According to Dr. Alyssa Dweck, a practicing OB-GYN in Westchester County, New York who has been voted “top doctor” in New York Magazine, one out of every three women in the United States struggles with the frustration of occasional bladder control issues. Aging is a common cause of loss of bladder control, but Dr. Dweck points out there are other factors that can trigger potty problems.
“Carrying excess weight can also contribute to occasional bladder control issues,” says Dr. Dweck. “The heavier you are, the more weight presses on the bladder and the more likely you’ll have trouble controlling your urine flow. A healthy BMI (body mass index) can help prevent occasional urgency.”
In addition to how much you eat, your choice of foods and beverages can impact your bladder. “Some foods can be bladder irritants and worsen bladder control; be mindful of typical culprits including chocolate, spicy and acidic foods,” suggests Dr. Dweck. You might want to cut back on coffee and sodas, too: The doctor points out that if you suffer from occasional urinary urgency, caffeine can act as a diuretic and aggravate your symptoms.
“Many medications can also influence bladder health and urinary habits,” she adds. “Speak to your healthcare provider about modifying dosage or changing medications to improve bladder complaints.”
4 Types of Incontinence
Although the end results may be just as embarrassing, there are different types of incontinence. It’s important to identify which type you have so that you can get the right treatment. Dr. Jaime Knopman, Director of Fertility Preservation at CCRM New York, breaks down four common types of incontinence:
Incontinence and Exercise
Dr. Anup A. Vora, a urologist with Chesapeake Urology, treats many women who experience loss of urinary control while working out. “During exercise, especially when the abdominal muscles are tightened, the pressure in the abdomen increases, which can transmit pressure to the bladder, which can cause urine to leak out,” says Dr. Vora. “While women of all ages can be affected, those women who have had childbirth are especially prone, as the muscles in the pelvis to prevent this type of leakage have lost their tone over time.”

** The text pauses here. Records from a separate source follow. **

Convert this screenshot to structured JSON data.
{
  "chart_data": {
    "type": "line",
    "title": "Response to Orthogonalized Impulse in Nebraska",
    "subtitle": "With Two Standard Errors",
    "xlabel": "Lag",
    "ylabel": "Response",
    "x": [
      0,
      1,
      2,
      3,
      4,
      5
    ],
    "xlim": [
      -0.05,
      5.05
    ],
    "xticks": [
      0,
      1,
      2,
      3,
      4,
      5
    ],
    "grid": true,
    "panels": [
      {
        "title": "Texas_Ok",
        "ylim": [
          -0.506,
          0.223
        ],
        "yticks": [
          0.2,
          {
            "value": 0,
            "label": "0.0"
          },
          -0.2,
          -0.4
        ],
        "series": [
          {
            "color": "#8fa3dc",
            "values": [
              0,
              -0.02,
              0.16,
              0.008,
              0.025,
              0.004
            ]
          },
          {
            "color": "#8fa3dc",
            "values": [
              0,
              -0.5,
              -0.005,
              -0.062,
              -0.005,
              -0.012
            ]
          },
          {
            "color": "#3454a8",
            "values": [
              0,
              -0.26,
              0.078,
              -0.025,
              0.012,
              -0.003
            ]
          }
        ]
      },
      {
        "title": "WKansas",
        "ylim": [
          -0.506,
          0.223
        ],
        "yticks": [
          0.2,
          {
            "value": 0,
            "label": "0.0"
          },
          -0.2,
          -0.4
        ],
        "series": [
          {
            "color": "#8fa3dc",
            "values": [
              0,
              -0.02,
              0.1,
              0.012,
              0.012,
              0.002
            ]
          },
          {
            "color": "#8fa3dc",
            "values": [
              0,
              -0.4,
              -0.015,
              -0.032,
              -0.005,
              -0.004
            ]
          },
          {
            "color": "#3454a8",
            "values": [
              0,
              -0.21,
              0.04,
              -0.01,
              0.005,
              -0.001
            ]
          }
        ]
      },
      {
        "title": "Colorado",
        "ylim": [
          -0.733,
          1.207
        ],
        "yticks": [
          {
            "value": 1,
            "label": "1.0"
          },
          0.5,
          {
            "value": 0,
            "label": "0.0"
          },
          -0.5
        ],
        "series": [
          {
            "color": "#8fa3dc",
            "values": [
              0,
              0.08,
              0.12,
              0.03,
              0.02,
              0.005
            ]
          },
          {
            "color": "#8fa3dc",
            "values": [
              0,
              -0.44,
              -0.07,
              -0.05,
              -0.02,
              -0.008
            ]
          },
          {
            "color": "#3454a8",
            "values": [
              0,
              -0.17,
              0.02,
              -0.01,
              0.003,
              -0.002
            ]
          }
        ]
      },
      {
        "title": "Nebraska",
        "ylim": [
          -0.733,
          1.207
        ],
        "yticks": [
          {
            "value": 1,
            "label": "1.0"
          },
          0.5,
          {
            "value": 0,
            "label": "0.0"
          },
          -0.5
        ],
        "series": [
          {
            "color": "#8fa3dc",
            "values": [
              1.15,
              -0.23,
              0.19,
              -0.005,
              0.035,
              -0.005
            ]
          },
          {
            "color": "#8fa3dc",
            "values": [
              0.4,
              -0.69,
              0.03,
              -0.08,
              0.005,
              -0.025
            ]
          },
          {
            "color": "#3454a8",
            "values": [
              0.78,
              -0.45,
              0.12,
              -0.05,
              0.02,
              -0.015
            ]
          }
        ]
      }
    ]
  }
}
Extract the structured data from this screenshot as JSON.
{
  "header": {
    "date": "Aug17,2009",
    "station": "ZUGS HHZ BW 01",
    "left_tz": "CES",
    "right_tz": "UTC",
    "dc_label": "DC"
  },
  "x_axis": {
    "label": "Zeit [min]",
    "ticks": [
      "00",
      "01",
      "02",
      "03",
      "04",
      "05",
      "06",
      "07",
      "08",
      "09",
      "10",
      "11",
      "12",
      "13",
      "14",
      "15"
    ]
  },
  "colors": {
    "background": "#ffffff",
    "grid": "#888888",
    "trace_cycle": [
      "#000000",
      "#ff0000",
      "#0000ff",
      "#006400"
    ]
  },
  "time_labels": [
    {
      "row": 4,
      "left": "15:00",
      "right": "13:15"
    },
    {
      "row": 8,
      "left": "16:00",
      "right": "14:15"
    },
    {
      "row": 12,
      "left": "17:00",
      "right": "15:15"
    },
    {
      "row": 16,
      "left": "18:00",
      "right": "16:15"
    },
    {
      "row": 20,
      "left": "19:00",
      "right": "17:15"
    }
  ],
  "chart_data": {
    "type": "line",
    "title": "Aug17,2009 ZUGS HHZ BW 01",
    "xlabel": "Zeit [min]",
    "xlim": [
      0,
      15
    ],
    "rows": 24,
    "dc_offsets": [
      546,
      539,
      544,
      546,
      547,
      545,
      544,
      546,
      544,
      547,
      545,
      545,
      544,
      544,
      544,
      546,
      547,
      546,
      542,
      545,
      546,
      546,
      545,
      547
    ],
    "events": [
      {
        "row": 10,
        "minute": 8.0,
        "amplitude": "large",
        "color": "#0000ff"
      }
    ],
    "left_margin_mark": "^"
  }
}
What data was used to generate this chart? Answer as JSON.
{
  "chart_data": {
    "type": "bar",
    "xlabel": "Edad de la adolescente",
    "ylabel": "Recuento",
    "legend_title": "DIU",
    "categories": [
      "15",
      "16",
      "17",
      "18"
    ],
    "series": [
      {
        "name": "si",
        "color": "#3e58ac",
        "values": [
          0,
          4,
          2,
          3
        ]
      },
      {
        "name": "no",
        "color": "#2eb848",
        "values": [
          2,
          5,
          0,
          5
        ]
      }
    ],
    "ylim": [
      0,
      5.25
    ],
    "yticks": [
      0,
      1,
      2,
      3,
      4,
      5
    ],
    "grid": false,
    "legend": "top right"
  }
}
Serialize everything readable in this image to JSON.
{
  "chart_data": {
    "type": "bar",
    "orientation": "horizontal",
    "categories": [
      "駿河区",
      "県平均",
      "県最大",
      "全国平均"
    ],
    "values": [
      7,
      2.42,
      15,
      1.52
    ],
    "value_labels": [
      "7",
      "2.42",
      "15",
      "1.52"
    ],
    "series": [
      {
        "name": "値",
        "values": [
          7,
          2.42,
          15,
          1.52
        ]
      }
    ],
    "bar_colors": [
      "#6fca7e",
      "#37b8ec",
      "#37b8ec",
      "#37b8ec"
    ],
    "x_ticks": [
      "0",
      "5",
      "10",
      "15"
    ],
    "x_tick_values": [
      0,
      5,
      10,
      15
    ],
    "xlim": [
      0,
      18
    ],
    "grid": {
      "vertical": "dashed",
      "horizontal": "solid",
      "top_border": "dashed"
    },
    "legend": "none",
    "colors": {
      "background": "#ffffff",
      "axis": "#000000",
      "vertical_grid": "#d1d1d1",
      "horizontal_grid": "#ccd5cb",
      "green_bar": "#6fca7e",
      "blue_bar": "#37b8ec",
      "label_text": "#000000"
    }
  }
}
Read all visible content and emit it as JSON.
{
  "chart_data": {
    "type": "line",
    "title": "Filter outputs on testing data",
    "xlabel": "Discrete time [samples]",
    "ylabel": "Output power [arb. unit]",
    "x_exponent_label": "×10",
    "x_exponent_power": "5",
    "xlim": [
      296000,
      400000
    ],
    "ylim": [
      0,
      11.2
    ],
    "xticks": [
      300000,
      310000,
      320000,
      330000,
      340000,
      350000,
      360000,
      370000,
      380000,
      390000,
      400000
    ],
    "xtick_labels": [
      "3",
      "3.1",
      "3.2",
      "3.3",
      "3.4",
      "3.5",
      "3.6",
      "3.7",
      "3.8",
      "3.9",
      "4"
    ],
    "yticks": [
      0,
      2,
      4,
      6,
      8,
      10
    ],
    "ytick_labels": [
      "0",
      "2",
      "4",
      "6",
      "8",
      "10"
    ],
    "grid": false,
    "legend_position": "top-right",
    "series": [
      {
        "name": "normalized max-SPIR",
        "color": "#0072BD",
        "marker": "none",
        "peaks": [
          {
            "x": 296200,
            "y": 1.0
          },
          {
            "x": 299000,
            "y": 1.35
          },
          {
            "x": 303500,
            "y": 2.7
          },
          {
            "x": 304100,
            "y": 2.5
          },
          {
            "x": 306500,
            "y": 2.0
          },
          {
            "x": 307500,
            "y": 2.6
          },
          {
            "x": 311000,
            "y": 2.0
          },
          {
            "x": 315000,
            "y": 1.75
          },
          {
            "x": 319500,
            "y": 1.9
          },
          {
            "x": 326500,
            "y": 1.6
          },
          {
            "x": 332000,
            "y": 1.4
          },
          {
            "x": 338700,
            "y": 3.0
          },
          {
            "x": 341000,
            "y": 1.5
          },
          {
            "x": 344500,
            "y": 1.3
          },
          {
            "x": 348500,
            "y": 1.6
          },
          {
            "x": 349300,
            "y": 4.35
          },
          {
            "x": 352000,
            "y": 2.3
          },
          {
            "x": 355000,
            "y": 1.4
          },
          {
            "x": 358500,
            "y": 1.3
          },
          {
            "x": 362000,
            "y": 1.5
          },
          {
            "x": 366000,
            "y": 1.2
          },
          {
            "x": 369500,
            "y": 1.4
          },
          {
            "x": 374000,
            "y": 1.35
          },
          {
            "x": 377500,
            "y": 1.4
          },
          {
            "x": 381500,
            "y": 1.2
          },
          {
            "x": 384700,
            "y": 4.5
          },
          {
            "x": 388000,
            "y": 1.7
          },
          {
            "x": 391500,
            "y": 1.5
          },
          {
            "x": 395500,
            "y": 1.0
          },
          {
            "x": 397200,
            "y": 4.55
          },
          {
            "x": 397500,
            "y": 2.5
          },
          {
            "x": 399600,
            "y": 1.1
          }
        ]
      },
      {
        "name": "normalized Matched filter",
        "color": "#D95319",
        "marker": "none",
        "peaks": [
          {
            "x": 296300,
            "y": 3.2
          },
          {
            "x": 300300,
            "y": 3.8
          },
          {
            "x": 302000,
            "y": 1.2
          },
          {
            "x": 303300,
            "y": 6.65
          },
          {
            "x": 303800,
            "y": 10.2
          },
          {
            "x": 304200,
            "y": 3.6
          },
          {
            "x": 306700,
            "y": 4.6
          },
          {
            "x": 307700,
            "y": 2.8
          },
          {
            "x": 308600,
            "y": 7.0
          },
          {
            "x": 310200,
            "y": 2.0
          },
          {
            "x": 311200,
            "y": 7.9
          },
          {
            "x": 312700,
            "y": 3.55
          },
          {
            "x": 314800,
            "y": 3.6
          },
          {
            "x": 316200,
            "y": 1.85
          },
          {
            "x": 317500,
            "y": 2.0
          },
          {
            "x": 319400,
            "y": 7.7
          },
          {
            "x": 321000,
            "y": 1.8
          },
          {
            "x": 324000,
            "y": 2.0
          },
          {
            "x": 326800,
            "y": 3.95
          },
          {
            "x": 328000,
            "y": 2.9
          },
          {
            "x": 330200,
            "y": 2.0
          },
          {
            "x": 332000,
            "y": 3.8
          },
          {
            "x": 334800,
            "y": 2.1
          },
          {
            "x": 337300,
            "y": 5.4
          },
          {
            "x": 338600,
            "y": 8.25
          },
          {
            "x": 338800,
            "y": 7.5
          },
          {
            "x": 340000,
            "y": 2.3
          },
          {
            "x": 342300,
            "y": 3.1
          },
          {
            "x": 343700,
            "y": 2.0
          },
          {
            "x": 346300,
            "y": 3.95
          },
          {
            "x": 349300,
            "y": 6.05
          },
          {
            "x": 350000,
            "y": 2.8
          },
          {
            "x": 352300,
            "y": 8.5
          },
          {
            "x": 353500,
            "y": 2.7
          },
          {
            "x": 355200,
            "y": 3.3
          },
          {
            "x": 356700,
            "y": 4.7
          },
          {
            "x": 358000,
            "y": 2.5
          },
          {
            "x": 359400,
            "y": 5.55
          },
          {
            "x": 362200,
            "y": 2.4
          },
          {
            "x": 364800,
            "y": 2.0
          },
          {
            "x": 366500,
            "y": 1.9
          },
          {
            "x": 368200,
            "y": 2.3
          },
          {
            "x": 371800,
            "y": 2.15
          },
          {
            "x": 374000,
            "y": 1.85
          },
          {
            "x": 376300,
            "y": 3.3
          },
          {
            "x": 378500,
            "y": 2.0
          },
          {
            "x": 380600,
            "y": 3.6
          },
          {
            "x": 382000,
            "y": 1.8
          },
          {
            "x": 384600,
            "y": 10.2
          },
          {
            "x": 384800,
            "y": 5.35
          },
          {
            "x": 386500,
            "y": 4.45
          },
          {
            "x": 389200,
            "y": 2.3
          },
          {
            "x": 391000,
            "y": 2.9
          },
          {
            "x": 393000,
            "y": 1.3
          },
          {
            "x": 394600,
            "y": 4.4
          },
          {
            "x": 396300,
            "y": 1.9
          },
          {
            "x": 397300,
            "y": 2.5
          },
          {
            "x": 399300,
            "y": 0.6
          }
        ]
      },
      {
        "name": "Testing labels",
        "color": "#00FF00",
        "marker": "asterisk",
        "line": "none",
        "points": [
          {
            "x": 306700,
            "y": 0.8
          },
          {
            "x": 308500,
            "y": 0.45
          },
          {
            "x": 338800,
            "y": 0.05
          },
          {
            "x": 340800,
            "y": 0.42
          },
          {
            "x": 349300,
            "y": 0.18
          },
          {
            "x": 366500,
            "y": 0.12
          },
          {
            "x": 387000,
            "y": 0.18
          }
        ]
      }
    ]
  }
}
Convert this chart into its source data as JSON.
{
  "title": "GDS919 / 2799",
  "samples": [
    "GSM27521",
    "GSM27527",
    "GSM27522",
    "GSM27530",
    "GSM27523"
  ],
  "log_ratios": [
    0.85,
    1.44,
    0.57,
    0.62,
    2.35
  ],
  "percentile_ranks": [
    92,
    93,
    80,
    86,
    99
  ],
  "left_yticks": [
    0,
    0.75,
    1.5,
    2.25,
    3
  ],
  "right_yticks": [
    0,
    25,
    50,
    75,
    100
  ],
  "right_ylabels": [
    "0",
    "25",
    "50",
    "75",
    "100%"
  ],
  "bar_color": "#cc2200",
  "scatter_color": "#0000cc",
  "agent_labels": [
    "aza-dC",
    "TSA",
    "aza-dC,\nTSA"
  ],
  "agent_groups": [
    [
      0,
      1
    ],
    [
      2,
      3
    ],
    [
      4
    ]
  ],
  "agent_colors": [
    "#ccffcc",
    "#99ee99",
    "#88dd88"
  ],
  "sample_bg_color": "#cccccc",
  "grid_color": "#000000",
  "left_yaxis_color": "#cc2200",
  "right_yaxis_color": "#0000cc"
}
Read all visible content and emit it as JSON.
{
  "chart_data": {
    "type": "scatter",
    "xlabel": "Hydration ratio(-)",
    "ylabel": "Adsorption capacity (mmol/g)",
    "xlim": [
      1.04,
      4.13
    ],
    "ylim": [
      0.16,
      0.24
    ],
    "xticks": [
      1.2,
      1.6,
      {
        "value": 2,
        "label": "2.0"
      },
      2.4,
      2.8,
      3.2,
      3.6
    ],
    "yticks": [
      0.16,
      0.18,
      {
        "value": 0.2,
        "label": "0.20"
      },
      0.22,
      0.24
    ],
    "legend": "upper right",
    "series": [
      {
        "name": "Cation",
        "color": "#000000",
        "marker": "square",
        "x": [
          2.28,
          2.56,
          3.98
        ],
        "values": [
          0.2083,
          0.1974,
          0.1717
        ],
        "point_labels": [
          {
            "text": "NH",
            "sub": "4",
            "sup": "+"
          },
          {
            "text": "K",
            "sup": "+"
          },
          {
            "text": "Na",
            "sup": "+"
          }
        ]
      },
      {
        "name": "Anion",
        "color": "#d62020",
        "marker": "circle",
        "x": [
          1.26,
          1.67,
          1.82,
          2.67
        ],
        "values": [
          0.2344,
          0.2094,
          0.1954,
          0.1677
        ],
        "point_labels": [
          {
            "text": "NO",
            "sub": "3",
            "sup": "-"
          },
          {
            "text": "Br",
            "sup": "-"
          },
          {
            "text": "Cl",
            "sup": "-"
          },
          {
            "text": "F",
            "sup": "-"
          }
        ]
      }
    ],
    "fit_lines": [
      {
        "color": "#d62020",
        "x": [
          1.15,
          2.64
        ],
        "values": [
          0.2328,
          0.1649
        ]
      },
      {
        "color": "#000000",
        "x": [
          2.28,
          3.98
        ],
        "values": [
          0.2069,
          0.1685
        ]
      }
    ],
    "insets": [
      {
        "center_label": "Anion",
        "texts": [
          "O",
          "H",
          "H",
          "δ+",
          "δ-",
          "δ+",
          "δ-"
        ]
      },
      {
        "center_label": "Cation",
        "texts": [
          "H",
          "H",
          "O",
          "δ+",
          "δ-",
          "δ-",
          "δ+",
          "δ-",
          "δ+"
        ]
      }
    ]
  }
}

Don’t let embarrassing leakage keep you from sticking to your fitness goals. Try these tips for staying active in spite of an overactive bladder:
Treatment for Incontinence
Before beginning any medical treatment for incontinence, Dr. Knopman asks her patients to examine their lives and see if any changes need to happen. “If you are smoking, you need to quit,” she says. “If you are overweight, you need to lose weight. If you are suffering from constipation, you need to take a stool softener and eat more fiber, and if you are drinking tons of caffeine, you need to cut back. While basic, these can be the biggest beasts to tackle.”
She The doctor also recommends learning and implementing daily Kegel exercises as a means of strengthening the pelvic floor muscles, which support the bladder. In a way, you may have to go back in time to the days of potty training and focus on retraining your bladder to void frequently and keep urine volumes low.
Traditional Kegels aren’t always the answer, though. Some women have hypertonic pelvic floor muscles, which is when those muscles are too tight and don’t relax enough to completely empty the bladder. This can result in an increase of urinary urgency and frequency, as well as painful urination. In that case, a doctor may recommend doing a combination of regular Kegels and reverse Kegels to help relax tension in the pelvic muscles.
Dr. Dweck suggests urinating on a timed schedule, regardless of whether or not you feel the urge, to help lessen the chance of losing bladder control.
Some recent studies have suggested that pumpkin seed oil could help to benefit bladder health, which has resulted in a bevy of bladder control supplements containing pumpkin oil extract. More research is needed to determine its effectiveness, though.
If your bladder issues become severe or persist over time regardless of your best efforts to control them, it may be time to talk with your doctor about exploring other options.